# safe-t-track 10 bolt vs. 12bolt positraction



## rickm (Feb 8, 2012)

hey, whats your opinions on pontiac choosing the safe-t-track 10 bolt instead of the stronger 12 bolt positraction rear on gtos. many years ago i blew my 10 bolt on my '64 . took a 12 bolt out of a '69 chevelle ss 396, went to the local salvage yard and pulled a driveshaft out of a '67 chevelle manual transmission car. (different yoke size) it worked out real nice and withstood alot of horsepower punishment. more than a 10 bolt could. i was the only guy in town with a 12 bolt in a gto.


----------



## BearGFR (Aug 25, 2008)

Stronger is always better, especially if you've warmed up the engine any.

Bear


----------



## geeteeohguy (Feb 2, 2008)

A 12 bolt unit is stronger and will take more abuse. It is a bonus for high performance, but it's a minus for originality. Depends on what you use the car for.


----------



## rickm (Feb 8, 2012)

geeteeohguy said:


> A 12 bolt unit is stronger and will take more abuse. It is a bonus for high performance, but it's a minus for originality. Depends on what you use the car for.
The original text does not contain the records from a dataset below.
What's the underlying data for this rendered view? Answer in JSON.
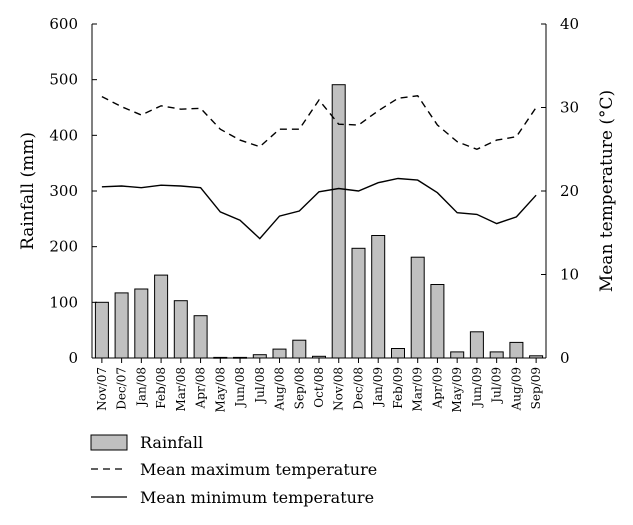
{
  "chart_data": {
    "type": "bar",
    "categories": [
      "Nov/07",
      "Dec/07",
      "Jan/08",
      "Feb/08",
      "Mar/08",
      "Apr/08",
      "May/08",
      "Jun/08",
      "Jul/08",
      "Aug/08",
      "Sep/08",
      "Oct/08",
      "Nov/08",
      "Dec/08",
      "Jan/09",
      "Feb/09",
      "Mar/09",
      "Apr/09",
      "May/09",
      "Jun/09",
      "Jul/09",
      "Aug/09",
      "Sep/09"
    ],
    "series": [
      {
        "name": "Rainfall",
        "type": "bar",
        "axis": "left",
        "color": "#c0c0c0",
        "values": [
          100,
          117,
          124,
          149,
          103,
          76,
          1,
          1,
          6,
          16,
          32,
          3,
          491,
          197,
          220,
          17,
          181,
          132,
          11,
          47,
          11,
          28,
          4
        ]
      },
      {
        "name": "Mean maximum temperature",
        "type": "line",
        "style": "dashed",
        "axis": "right",
        "values": [
          31.3,
          30.1,
          29.1,
          30.2,
          29.8,
          29.9,
          27.4,
          26.1,
          25.3,
          27.4,
          27.4,
          30.9,
          28.0,
          27.9,
          29.6,
          31.1,
          31.4,
          27.9,
          25.9,
          25.0,
          26.1,
          26.5,
          30.0
        ]
      },
      {
        "name": "Mean minimum temperature",
        "type": "line",
        "style": "solid",
        "axis": "right",
        "values": [
          20.5,
          20.6,
          20.4,
          20.7,
          20.6,
          20.4,
          17.5,
          16.5,
          14.3,
          17.0,
          17.6,
          19.9,
          20.3,
          20.0,
          21.0,
          21.5,
          21.3,
          19.8,
          17.4,
          17.2,
          16.1,
          16.9,
          19.5
        ]
      }
    ],
    "y_left": {
      "label": "Rainfall (mm)",
      "range": [
        0,
        600
      ],
      "ticks": [
        "0",
        "100",
        "200",
        "300",
        "400",
        "500",
        "600"
      ]
    },
    "y_right": {
      "label": "Mean temperature (°C)",
      "range": [
        0,
        40
      ],
      "ticks": [
        "0",
        "10",
        "20",
        "30",
        "40"
      ]
    },
    "legend": {
      "placement": "bottom",
      "items": [
        "Rainfall",
        "Mean maximum temperature",
        "Mean minimum temperature"
      ]
    },
    "grid": false
  }
}
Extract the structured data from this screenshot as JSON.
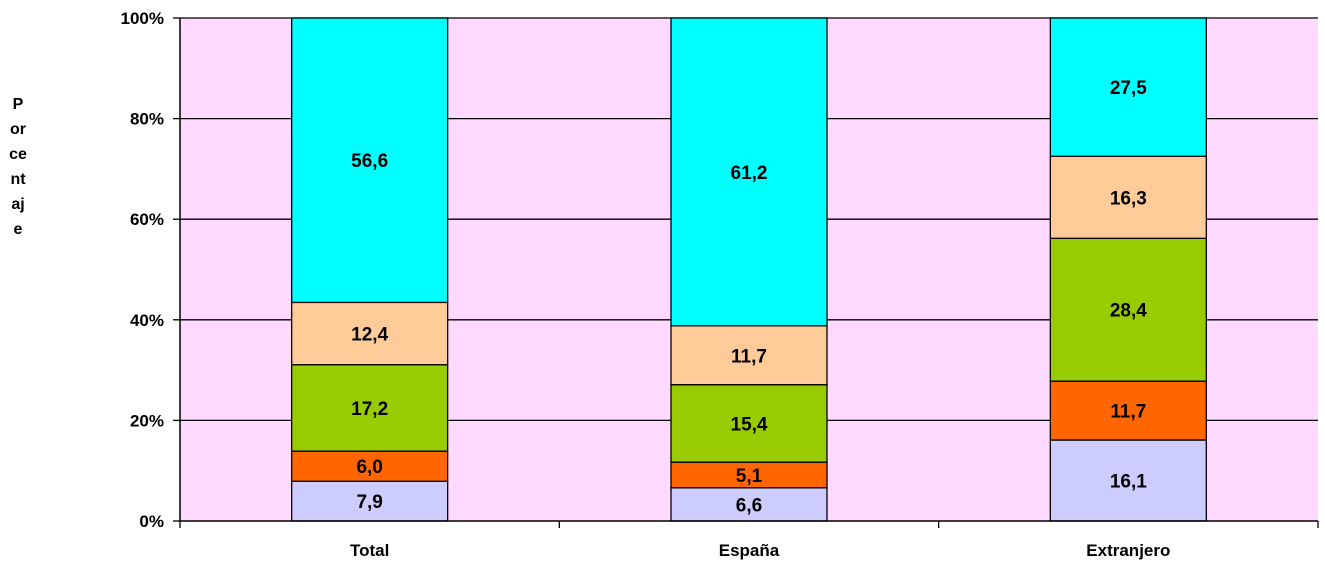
{
  "chart_data": {
    "type": "bar",
    "stacked": true,
    "percent_stacked": true,
    "categories": [
      "Total",
      "España",
      "Extranjero"
    ],
    "series": [
      {
        "color": "#CCCCFF",
        "values": [
          7.9,
          6.6,
          16.1
        ]
      },
      {
        "color": "#FF6600",
        "values": [
          6.0,
          5.1,
          11.7
        ]
      },
      {
        "color": "#99CC00",
        "values": [
          17.2,
          15.4,
          28.4
        ]
      },
      {
        "color": "#FFCC99",
        "values": [
          12.4,
          11.7,
          16.3
        ]
      },
      {
        "color": "#00FFFF",
        "values": [
          56.6,
          61.2,
          27.5
        ]
      }
    ],
    "data_labels": [
      [
        "7,9",
        "6,0",
        "17,2",
        "12,4",
        "56,6"
      ],
      [
        "6,6",
        "5,1",
        "15,4",
        "11,7",
        "61,2"
      ],
      [
        "16,1",
        "11,7",
        "28,4",
        "16,3",
        "27,5"
      ]
    ],
    "ylabel": "Porcentaje",
    "xlabel": "",
    "yticks": [
      "0%",
      "20%",
      "40%",
      "60%",
      "80%",
      "100%"
    ],
    "ylim": [
      0,
      100
    ],
    "plot_background": "#FFD9FF",
    "grid": true,
    "legend": "none"
  }
}
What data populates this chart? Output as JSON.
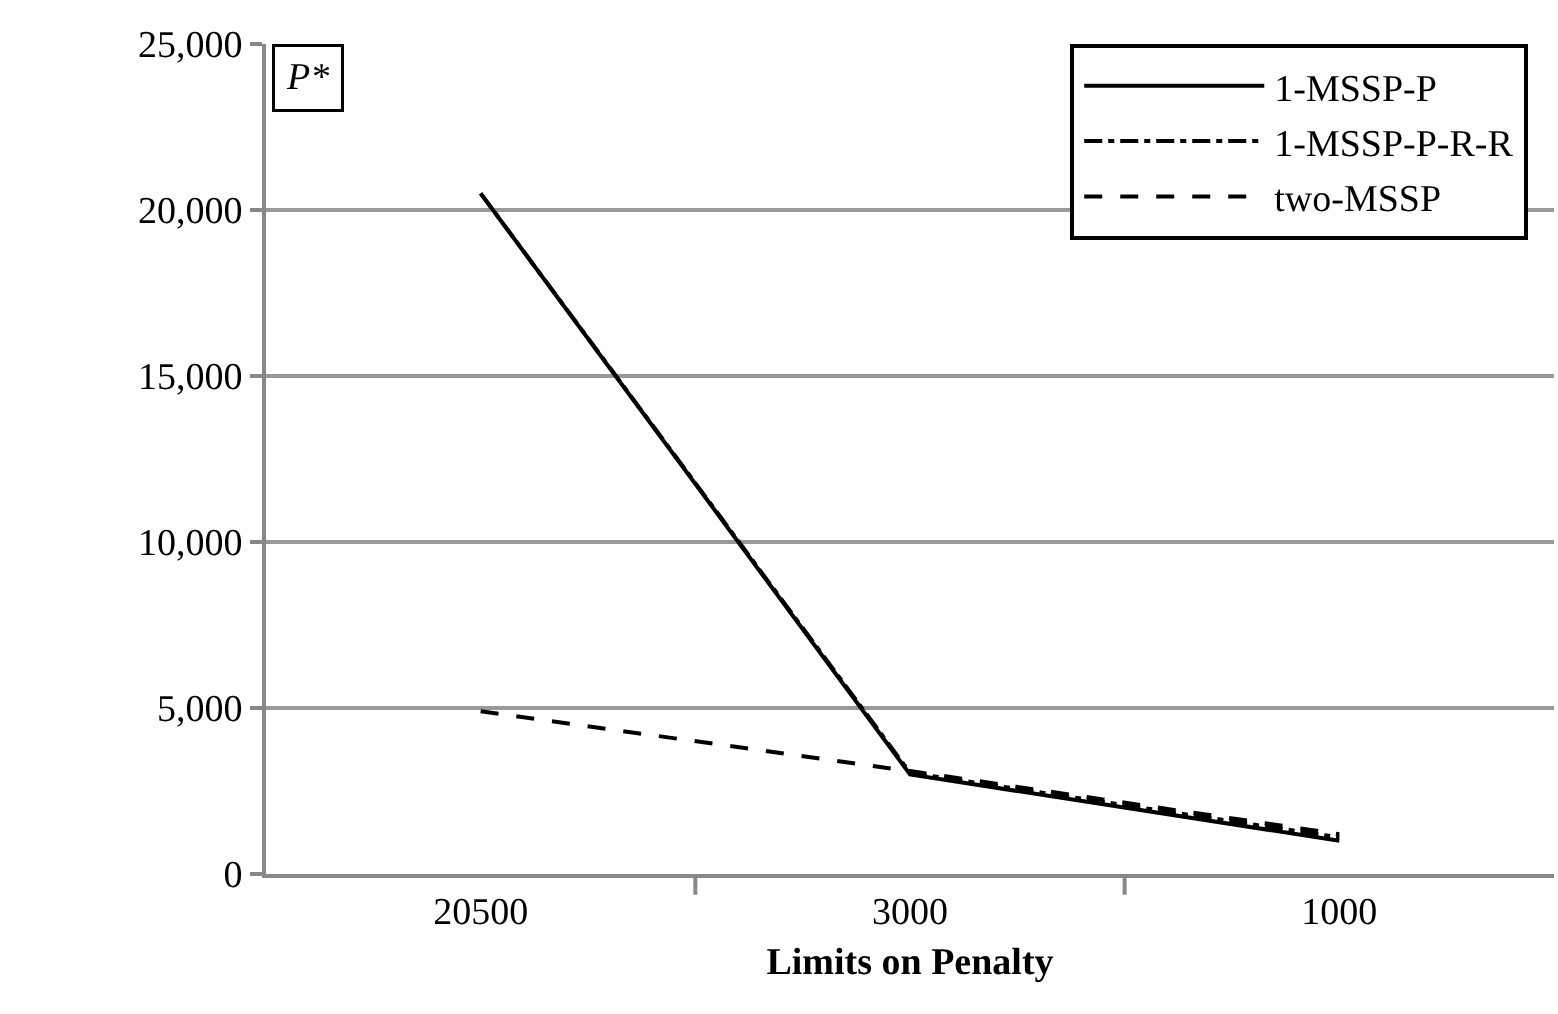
{
  "chart_data": {
    "type": "line",
    "xlabel": "Limits on Penalty",
    "categories": [
      "20500",
      "3000",
      "1000"
    ],
    "series": [
      {
        "name": "1-MSSP-P",
        "color": "#000000",
        "line_style": "solid",
        "values": [
          20500,
          3000,
          1000
        ]
      },
      {
        "name": "1-MSSP-P-R-R",
        "color": "#000000",
        "line_style": "dashdot",
        "values": [
          20500,
          3050,
          1100
        ]
      },
      {
        "name": "two-MSSP",
        "color": "#000000",
        "line_style": "dashed",
        "values": [
          4900,
          3100,
          1200
        ]
      }
    ],
    "ylim": [
      0,
      25000
    ],
    "yticks": [
      {
        "value": 0,
        "label": "0"
      },
      {
        "value": 5000,
        "label": "5,000"
      },
      {
        "value": 10000,
        "label": "10,000"
      },
      {
        "value": 15000,
        "label": "15,000"
      },
      {
        "value": 20000,
        "label": "20,000"
      },
      {
        "value": 25000,
        "label": "25,000"
      }
    ],
    "grid": "y",
    "legend": "top right",
    "marker": "none",
    "annotations": [
      "P*"
    ]
  }
}
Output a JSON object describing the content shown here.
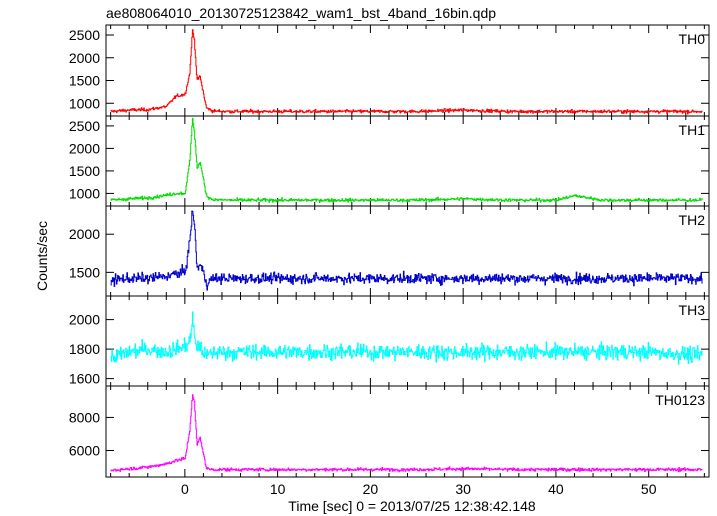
{
  "chart_data": {
    "type": "line",
    "title": "ae808064010_20130725123842_wam1_bst_4band_16bin.qdp",
    "xlabel": "Time [sec] 0 = 2013/07/25 12:38:42.148",
    "ylabel": "Counts/sec",
    "xlim": [
      -8.5,
      56.5
    ],
    "xticks": [
      0,
      10,
      20,
      30,
      40,
      50
    ],
    "grid": false,
    "legend": "none",
    "series": [
      {
        "name": "TH0",
        "color": "#ff0000",
        "ylim": [
          720,
          2720
        ],
        "yticks": [
          1000,
          1500,
          2000,
          2500
        ],
        "x": [
          -8,
          -6,
          -4,
          -2,
          -1,
          0,
          0.5,
          0.8,
          1.0,
          1.3,
          1.6,
          2.0,
          2.3,
          3,
          5,
          10,
          15,
          20,
          25,
          30,
          35,
          40,
          45,
          50,
          55
        ],
        "values": [
          820,
          850,
          860,
          930,
          1150,
          1200,
          1650,
          2600,
          2400,
          1500,
          1600,
          1200,
          900,
          830,
          820,
          820,
          820,
          820,
          820,
          850,
          820,
          820,
          820,
          820,
          820
        ]
      },
      {
        "name": "TH1",
        "color": "#00dd00",
        "ylim": [
          720,
          2720
        ],
        "yticks": [
          1000,
          1500,
          2000,
          2500
        ],
        "x": [
          -8,
          -6,
          -4,
          -2,
          -1,
          0,
          0.5,
          0.8,
          1.0,
          1.3,
          1.6,
          2.0,
          2.3,
          3,
          5,
          10,
          15,
          20,
          25,
          30,
          35,
          40,
          42,
          45,
          50,
          55
        ],
        "values": [
          850,
          880,
          900,
          960,
          1000,
          1000,
          1700,
          2650,
          2400,
          1550,
          1700,
          1300,
          950,
          860,
          850,
          850,
          850,
          850,
          850,
          880,
          850,
          850,
          950,
          850,
          850,
          850
        ]
      },
      {
        "name": "TH2",
        "color": "#0000cc",
        "ylim": [
          1190,
          2370
        ],
        "yticks": [
          1500,
          2000
        ],
        "x": [
          -8,
          -6,
          -4,
          -2,
          -1,
          0,
          0.5,
          0.8,
          1.0,
          1.3,
          1.6,
          2.0,
          2.3,
          3,
          5,
          10,
          15,
          20,
          25,
          30,
          35,
          40,
          45,
          50,
          55
        ],
        "values": [
          1400,
          1420,
          1420,
          1450,
          1480,
          1500,
          1900,
          2300,
          2150,
          1550,
          1600,
          1500,
          1350,
          1420,
          1420,
          1420,
          1420,
          1420,
          1420,
          1420,
          1420,
          1420,
          1420,
          1420,
          1420
        ]
      },
      {
        "name": "TH3",
        "color": "#00ffff",
        "ylim": [
          1550,
          2160
        ],
        "yticks": [
          1600,
          1800,
          2000
        ],
        "x": [
          -8,
          -6,
          -4,
          -2,
          -1,
          0,
          0.5,
          0.8,
          1.0,
          1.3,
          1.6,
          2.0,
          2.3,
          3,
          5,
          10,
          15,
          20,
          25,
          30,
          35,
          40,
          45,
          50,
          55
        ],
        "values": [
          1740,
          1780,
          1800,
          1780,
          1800,
          1820,
          1850,
          2000,
          1900,
          1800,
          1820,
          1780,
          1750,
          1780,
          1780,
          1780,
          1780,
          1780,
          1780,
          1780,
          1780,
          1780,
          1780,
          1780,
          1760
        ]
      },
      {
        "name": "TH0123",
        "color": "#ff00ff",
        "ylim": [
          4400,
          9900
        ],
        "yticks": [
          6000,
          8000
        ],
        "x": [
          -8,
          -6,
          -4,
          -2,
          -1,
          0,
          0.5,
          0.8,
          1.0,
          1.3,
          1.6,
          2.0,
          2.3,
          3,
          5,
          10,
          15,
          20,
          25,
          30,
          35,
          40,
          45,
          50,
          55
        ],
        "values": [
          4800,
          4900,
          5000,
          5200,
          5400,
          5500,
          7200,
          9400,
          8900,
          6300,
          6800,
          5800,
          4900,
          4850,
          4850,
          4850,
          4850,
          4850,
          4850,
          4900,
          4850,
          4850,
          4850,
          4850,
          4850
        ]
      }
    ]
  }
}
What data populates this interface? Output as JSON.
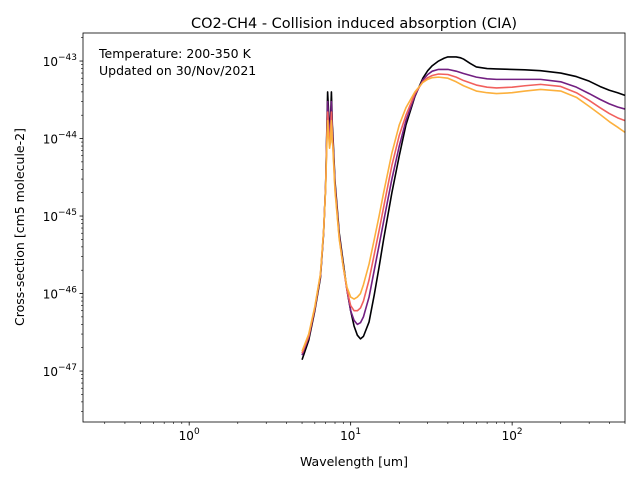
{
  "chart_data": {
    "type": "line",
    "title": "CO2-CH4 - Collision induced absorption (CIA)",
    "xlabel": "Wavelength [um]",
    "ylabel": "Cross-section [cm5 molecule-2]",
    "xscale": "log",
    "yscale": "log",
    "xlim": [
      0.22,
      500
    ],
    "ylim": [
      2.2e-48,
      2.3e-43
    ],
    "grid": false,
    "x_ticks": [
      {
        "value": 1,
        "base": "10",
        "exp": "0"
      },
      {
        "value": 10,
        "base": "10",
        "exp": "1"
      },
      {
        "value": 100,
        "base": "10",
        "exp": "2"
      }
    ],
    "y_ticks": [
      {
        "value": 1e-47,
        "base": "10",
        "exp": "−47"
      },
      {
        "value": 1e-46,
        "base": "10",
        "exp": "−46"
      },
      {
        "value": 1e-45,
        "base": "10",
        "exp": "−45"
      },
      {
        "value": 1e-44,
        "base": "10",
        "exp": "−44"
      },
      {
        "value": 1e-43,
        "base": "10",
        "exp": "−43"
      }
    ],
    "annotation_lines": [
      "Temperature: 200-350 K",
      "Updated on 30/Nov/2021"
    ],
    "series": [
      {
        "color": "#000004",
        "x": [
          5,
          5.5,
          6,
          6.5,
          6.8,
          7.0,
          7.1,
          7.2,
          7.3,
          7.4,
          7.5,
          7.6,
          7.7,
          7.75,
          8.0,
          8.5,
          9,
          9.5,
          10,
          10.5,
          11,
          11.5,
          12,
          13,
          14,
          15,
          16,
          18,
          20,
          22,
          25,
          28,
          30,
          32,
          35,
          38,
          40,
          43,
          45,
          48,
          50,
          55,
          60,
          70,
          80,
          100,
          120,
          150,
          200,
          250,
          300,
          350,
          400,
          450,
          500
        ],
        "y": [
          1.4e-47,
          2.5e-47,
          6e-47,
          1.6e-46,
          6e-46,
          2.5e-45,
          1e-44,
          4e-44,
          2.2e-44,
          1.3e-44,
          1.7e-44,
          4e-44,
          1.5e-44,
          1.2e-44,
          2.8e-45,
          6e-46,
          2.5e-46,
          1.1e-46,
          6e-47,
          3.8e-47,
          2.9e-47,
          2.6e-47,
          2.8e-47,
          4.3e-47,
          9.6e-47,
          2.2e-46,
          5e-46,
          2e-45,
          6e-45,
          1.5e-44,
          3.5e-44,
          6e-44,
          7.5e-44,
          8.7e-44,
          1e-43,
          1.09e-43,
          1.13e-43,
          1.13e-43,
          1.13e-43,
          1.1e-43,
          1.06e-43,
          9.3e-44,
          8.4e-44,
          8e-44,
          7.9e-44,
          7.8e-44,
          7.7e-44,
          7.5e-44,
          7e-44,
          6.3e-44,
          5.5e-44,
          4.7e-44,
          4.2e-44,
          3.9e-44,
          3.6e-44
        ]
      },
      {
        "color": "#721f81",
        "x": [
          5,
          5.5,
          6,
          6.5,
          6.8,
          7.0,
          7.1,
          7.2,
          7.3,
          7.4,
          7.5,
          7.6,
          7.7,
          7.75,
          8.0,
          8.5,
          9,
          9.5,
          10,
          10.5,
          11,
          11.5,
          12,
          13,
          14,
          15,
          16,
          18,
          20,
          22,
          25,
          28,
          30,
          32,
          35,
          40,
          45,
          50,
          60,
          70,
          80,
          100,
          120,
          150,
          200,
          250,
          300,
          350,
          400,
          450,
          500
        ],
        "y": [
          1.6e-47,
          2.7e-47,
          6.3e-47,
          1.7e-46,
          6.2e-46,
          2.5e-45,
          9e-45,
          3e-44,
          1.8e-44,
          1.1e-44,
          1.4e-44,
          3e-44,
          1.3e-44,
          1e-44,
          2.5e-45,
          5.5e-46,
          2.3e-46,
          1.1e-46,
          6e-47,
          4.5e-47,
          4e-47,
          4.2e-47,
          5e-47,
          9e-47,
          2e-46,
          4.2e-46,
          8.5e-46,
          3e-45,
          8e-45,
          1.7e-44,
          3.6e-44,
          5.7e-44,
          6.7e-44,
          7.4e-44,
          7.8e-44,
          7.8e-44,
          7.4e-44,
          6.9e-44,
          6.2e-44,
          5.9e-44,
          5.8e-44,
          5.8e-44,
          5.8e-44,
          5.8e-44,
          5.4e-44,
          4.6e-44,
          3.8e-44,
          3.2e-44,
          2.8e-44,
          2.55e-44,
          2.4e-44
        ]
      },
      {
        "color": "#f1605d",
        "x": [
          5,
          5.5,
          6,
          6.5,
          6.8,
          7.0,
          7.1,
          7.2,
          7.3,
          7.4,
          7.5,
          7.6,
          7.7,
          7.75,
          8.0,
          8.5,
          9,
          9.5,
          10,
          10.5,
          11,
          11.5,
          12,
          13,
          14,
          15,
          16,
          18,
          20,
          22,
          25,
          28,
          30,
          32,
          35,
          40,
          45,
          50,
          60,
          70,
          80,
          100,
          120,
          150,
          200,
          250,
          300,
          350,
          400,
          450,
          500
        ],
        "y": [
          1.7e-47,
          2.8e-47,
          6.5e-47,
          1.75e-46,
          6.3e-46,
          2.4e-45,
          8e-45,
          2.2e-44,
          1.4e-44,
          9e-45,
          1.1e-44,
          2.2e-44,
          1.1e-44,
          9e-45,
          2.3e-45,
          5.2e-46,
          2.2e-46,
          1.1e-46,
          7e-47,
          6e-47,
          6e-47,
          6.5e-47,
          8e-47,
          1.5e-46,
          3.2e-46,
          6.5e-46,
          1.3e-45,
          4.5e-45,
          1.1e-44,
          2e-44,
          3.8e-44,
          5.4e-44,
          6.1e-44,
          6.5e-44,
          6.8e-44,
          6.7e-44,
          6.2e-44,
          5.6e-44,
          4.9e-44,
          4.6e-44,
          4.5e-44,
          4.6e-44,
          4.8e-44,
          5e-44,
          4.7e-44,
          3.9e-44,
          3.1e-44,
          2.5e-44,
          2.1e-44,
          1.85e-44,
          1.7e-44
        ]
      },
      {
        "color": "#fcb03d",
        "x": [
          5,
          5.5,
          6,
          6.5,
          6.8,
          7.0,
          7.1,
          7.2,
          7.3,
          7.4,
          7.5,
          7.6,
          7.7,
          7.75,
          8.0,
          8.5,
          9,
          9.5,
          10,
          10.5,
          11,
          11.5,
          12,
          13,
          14,
          15,
          16,
          18,
          20,
          22,
          25,
          28,
          30,
          32,
          35,
          40,
          45,
          50,
          60,
          70,
          80,
          100,
          120,
          150,
          200,
          250,
          300,
          350,
          400,
          450,
          500
        ],
        "y": [
          1.8e-47,
          3e-47,
          6.8e-47,
          1.8e-46,
          6.4e-46,
          2.3e-45,
          7e-45,
          1.7e-44,
          1.1e-44,
          7.5e-45,
          9e-45,
          1.7e-44,
          9e-45,
          8e-45,
          2.1e-45,
          5e-46,
          2.2e-46,
          1.2e-46,
          9e-47,
          8.5e-47,
          9e-47,
          1e-46,
          1.3e-46,
          2.4e-46,
          5e-46,
          1e-45,
          2e-45,
          6.5e-45,
          1.5e-44,
          2.5e-44,
          4e-44,
          5.3e-44,
          5.8e-44,
          6.1e-44,
          6.2e-44,
          6e-44,
          5.4e-44,
          4.8e-44,
          4.1e-44,
          3.9e-44,
          3.8e-44,
          3.9e-44,
          4.1e-44,
          4.3e-44,
          4.1e-44,
          3.4e-44,
          2.6e-44,
          2.05e-44,
          1.65e-44,
          1.4e-44,
          1.2e-44
        ]
      }
    ]
  }
}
i agree with you 100%, especially now. but in 1978, i wasnt a big factor. me and my car buddies did alot of things back then that i wouldnt dream of doing now.


----------



## geeteeohguy (Feb 2, 2008)

BTDT, 100%!!!!! I remember blowing up a Muncie, going to the boneyard, and getting another for $75 to stab right back in. Same with engines and rear ends.....


----------



## ALKYGTO (Mar 29, 2010)

Dana 60...........


----------